Supreme Court rejects challenge to medication abortion drug
Doctors who object to mifepristone can't bring lawsuit to challenge FDA rules, court says
The Supreme Court upheld access to the commonly used medication abortion drug mifepristone in a unanimous decision Thursday, wiping out a lower-court opinion that would have restricted access.
The justices ruled that an association of doctors who object to abortion could not meet the legal standard for bringing a challenge to Food and Drug Administration rules that made mifepristone easier for doctors to prescribe and for pregnant women to obtain.
Justice Brett M. Kavanaugh wrote the opinion for the court, which said the doctors could not prove they were harmed by the FDA’s decisions to expand access to the drug nationwide in 2016, 2021 and 2023.
“For that reason, the federal courts are the wrong forum for addressing the plaintiffs’ concerns about FDA’s actions,” Kavanaugh wrote. “The plaintiffs may present their concerns and objections to the President and FDA in the regulatory process, or to Congress and the President in the legislative process. And they may also express their views about abortion and mifepristone to fellow citizens, including in the political and electoral processes.”

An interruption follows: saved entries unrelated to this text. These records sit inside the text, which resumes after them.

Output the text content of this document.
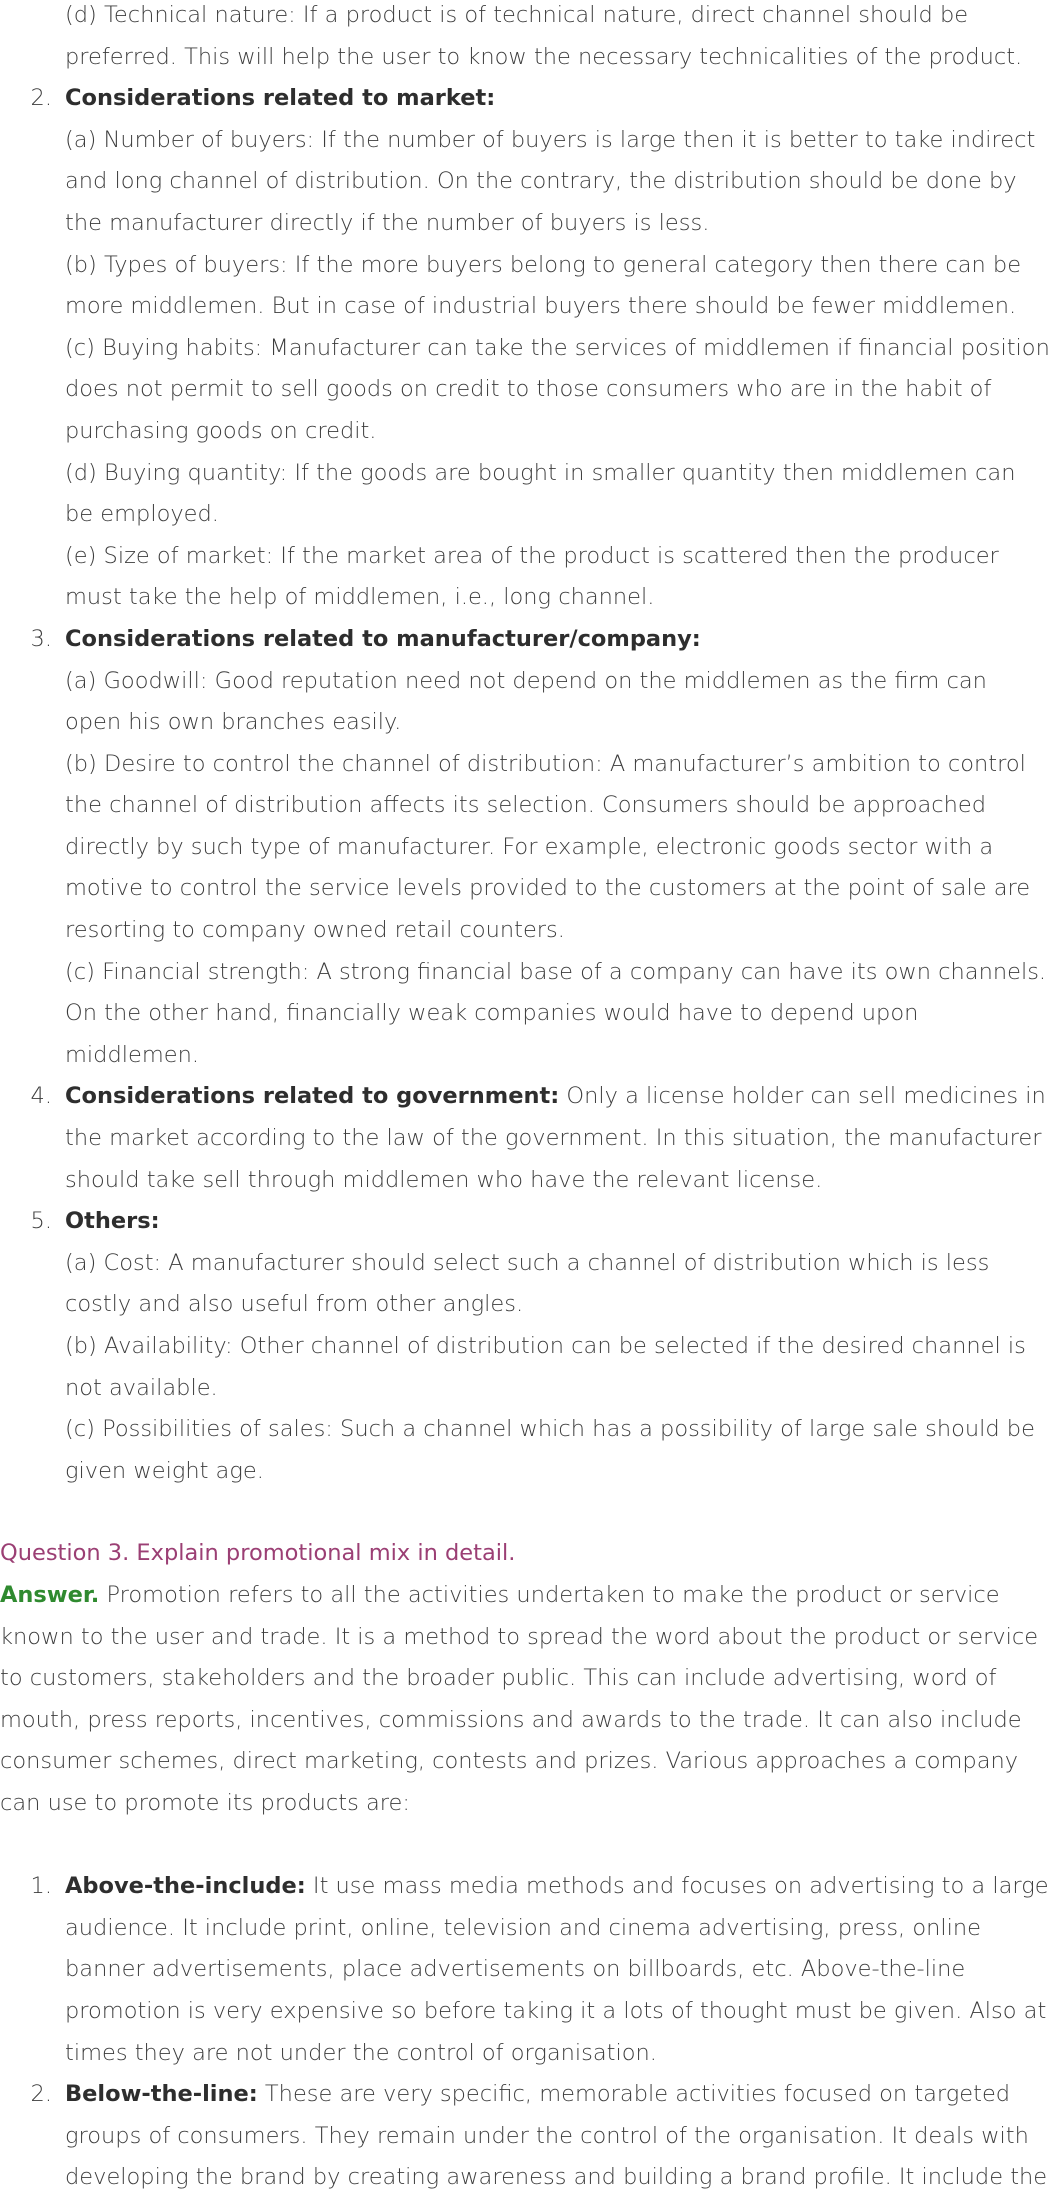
(d) Technical nature: If a product is of technical nature, direct channel should be preferred. This will help the user to know the necessary technicalities of the product.
2. Considerations related to market:
(a) Number of buyers: If the number of buyers is large then it is better to take indirect and long channel of distribution. On the contrary, the distribution should be done by the manufacturer directly if the number of buyers is less.
(b) Types of buyers: If the more buyers belong to general category then there can be more middlemen. But in case of industrial buyers there should be fewer middlemen.
(c) Buying habits: Manufacturer can take the services of middlemen if financial position does not permit to sell goods on credit to those consumers who are in the habit of purchasing goods on credit.
(d) Buying quantity: If the goods are bought in smaller quantity then middlemen can be employed.
(e) Size of market: If the market area of the product is scattered then the producer must take the help of middlemen, i.e., long channel.
3. Considerations related to manufacturer/company:
(a) Goodwill: Good reputation need not depend on the middlemen as the firm can open his own branches easily.
(b) Desire to control the channel of distribution: A manufacturer’s ambition to control the channel of distribution affects its selection. Consumers should be approached directly by such type of manufacturer. For example, electronic goods sector with a motive to control the service levels provided to the customers at the point of sale are resorting to company owned retail counters.
(c) Financial strength: A strong financial base of a company can have its own channels. On the other hand, financially weak companies would have to depend upon middlemen.
4. Considerations related to government: Only a license holder can sell medicines in the market according to the law of the government. In this situation, the manufacturer should take sell through middlemen who have the relevant license.
5. Others:
(a) Cost: A manufacturer should select such a channel of distribution which is less costly and also useful from other angles.
(b) Availability: Other channel of distribution can be selected if the desired channel is not available.
(c) Possibilities of sales: Such a channel which has a possibility of large sale should be given weight age.
Question 3. Explain promotional mix in detail.
Answer. Promotion refers to all the activities undertaken to make the product or service known to the user and trade. It is a method to spread the word about the product or service to customers, stakeholders and the broader public. This can include advertising, word of mouth, press reports, incentives, commissions and awards to the trade. It can also include consumer schemes, direct marketing, contests and prizes. Various approaches a company can use to promote its products are:
1. Above-the-include: It use mass media methods and focuses on advertising to a large audience. It include print, online, television and cinema advertising, press, online banner advertisements, place advertisements on billboards, etc. Above-the-line promotion is very expensive so before taking it a lots of thought must be given. Also at times they are not under the control of organisation.
2. Below-the-line: These are very specific, memorable activities focused on targeted groups of consumers. They remain under the control of the organisation. It deals with developing the brand by creating awareness and building a brand profile. It include the
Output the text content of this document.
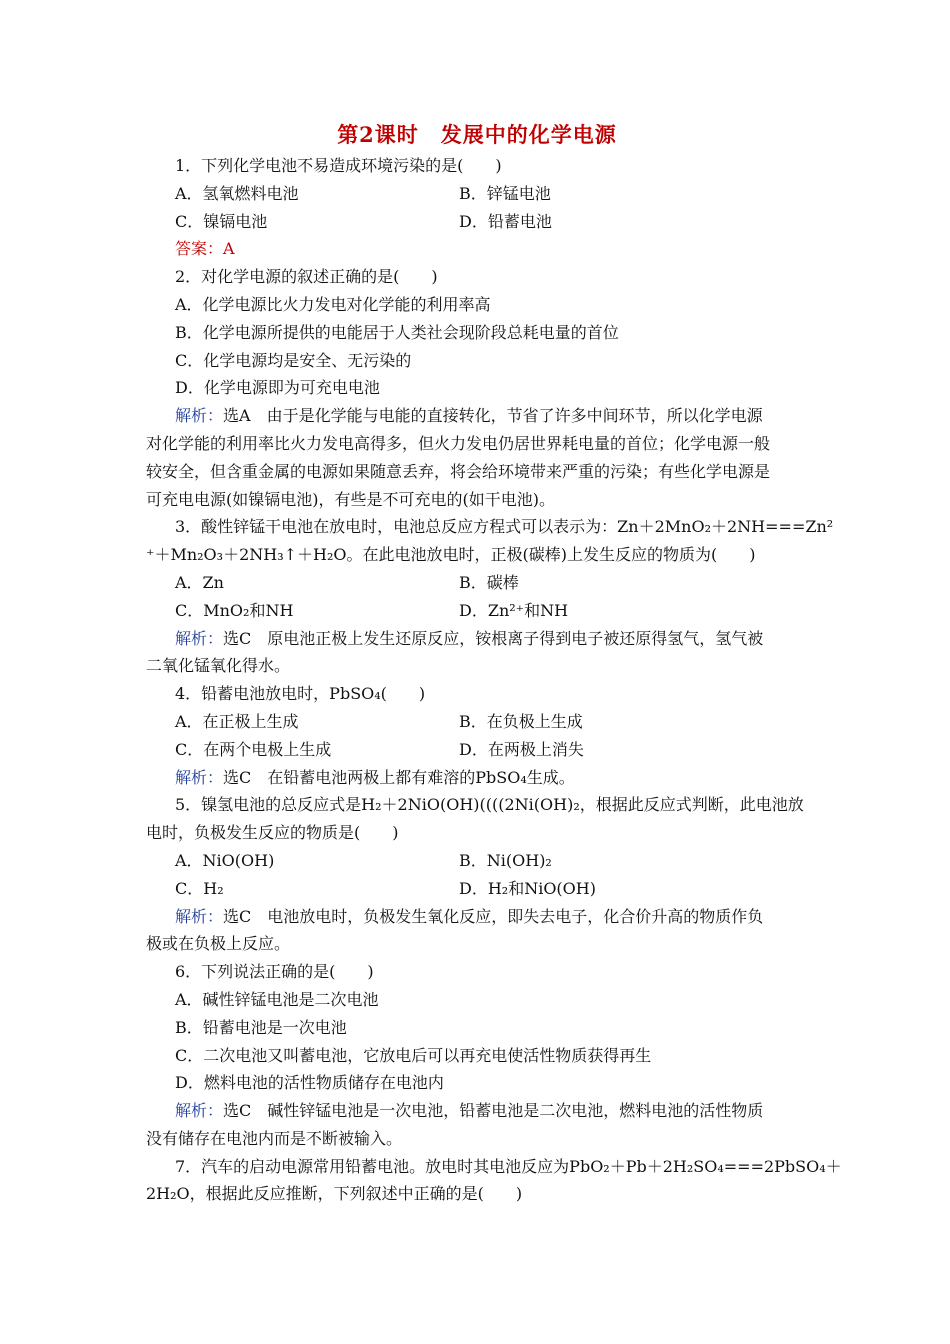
第2课时　发展中的化学电源
1．下列化学电池不易造成环境污染的是(　　)
A．氢氧燃料电池	B．锌锰电池
C．镍镉电池	D．铅蓄电池
答案：A
2．对化学电源的叙述正确的是(　　)
A．化学电源比火力发电对化学能的利用率高
B．化学电源所提供的电能居于人类社会现阶段总耗电量的首位
C．化学电源均是安全、无污染的
D．化学电源即为可充电电池
解析：选A　由于是化学能与电能的直接转化，节省了许多中间环节，所以化学电源
对化学能的利用率比火力发电高得多，但火力发电仍居世界耗电量的首位；化学电源一般
较安全，但含重金属的电源如果随意丢弃，将会给环境带来严重的污染；有些化学电源是
可充电电源(如镍镉电池)，有些是不可充电的(如干电池)。
3．酸性锌锰干电池在放电时，电池总反应方程式可以表示为：Zn＋2MnO₂＋2NH===Zn²
⁺＋Mn₂O₃＋2NH₃↑＋H₂O。在此电池放电时，正极(碳棒)上发生反应的物质为(　　)
A．Zn	B．碳棒
C．MnO₂和NH	D．Zn²⁺和NH
解析：选C　原电池正极上发生还原反应，铵根离子得到电子被还原得氢气，氢气被
二氧化锰氧化得水。
4．铅蓄电池放电时，PbSO₄(　　)
A．在正极上生成	B．在负极上生成
C．在两个电极上生成	D．在两极上消失
解析：选C　在铅蓄电池两极上都有难溶的PbSO₄生成。
5．镍氢电池的总反应式是H₂＋2NiO(OH)((((2Ni(OH)₂，根据此反应式判断，此电池放
电时，负极发生反应的物质是(　　)
A．NiO(OH)	B．Ni(OH)₂
C．H₂	D．H₂和NiO(OH)
解析：选C　电池放电时，负极发生氧化反应，即失去电子，化合价升高的物质作负
极或在负极上反应。
6．下列说法正确的是(　　)
A．碱性锌锰电池是二次电池
B．铅蓄电池是一次电池
C．二次电池又叫蓄电池，它放电后可以再充电使活性物质获得再生
D．燃料电池的活性物质储存在电池内
解析：选C　碱性锌锰电池是一次电池，铅蓄电池是二次电池，燃料电池的活性物质
没有储存在电池内而是不断被输入。
7．汽车的启动电源常用铅蓄电池。放电时其电池反应为PbO₂＋Pb＋2H₂SO₄===2PbSO₄＋
2H₂O，根据此反应推断，下列叙述中正确的是(　　)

The cases, FDA v. Alliance for Hippocratic Medicine and Danco Laboratories v. Alliance for Hippocratic Medicine, came to the Supreme Court after a district judge and the U.S. Court of Appeals for the 5th Circuit ruled that the FDA violated federal law in granting access to the drug.
The doctors had argued that by initially approving the drug in 2000, and expanding access to it in later decisions, the FDA made it likely that they would have to treat abortion patients despite their moral objections to the practice.
The 5th Circuit rejected the doctors’ claims about the original drug approval in 2000 but ruled against the FDA decisions expanding access to the drug in 2016 and 2021.
The Biden administration had argued that the court decisions effectively second-guessed an expert agency’s decision, imperiling access to a drug used nationwide for decades and upending the FDA’s long-standing drug approval process.
Kavanaugh wrote that the doctors who challenged the law do not prescribe or use mifepristone, and the FDA “is not requiring them to do or refrain from doing anything.”
“Rather, the plaintiffs want FDA to make mifepristone more difficult for other doctors to prescribe and for pregnant women to obtain,” a goal which does not give them the legal right to bring the case, Kavanaugh wrote.
The justices did not address the broader issues surrounding access to abortion in the case, the first related case the court has taken since the 2022 decision in Dobbs v. Jackson Women’s Health that overturned the constitutional right to an abortion.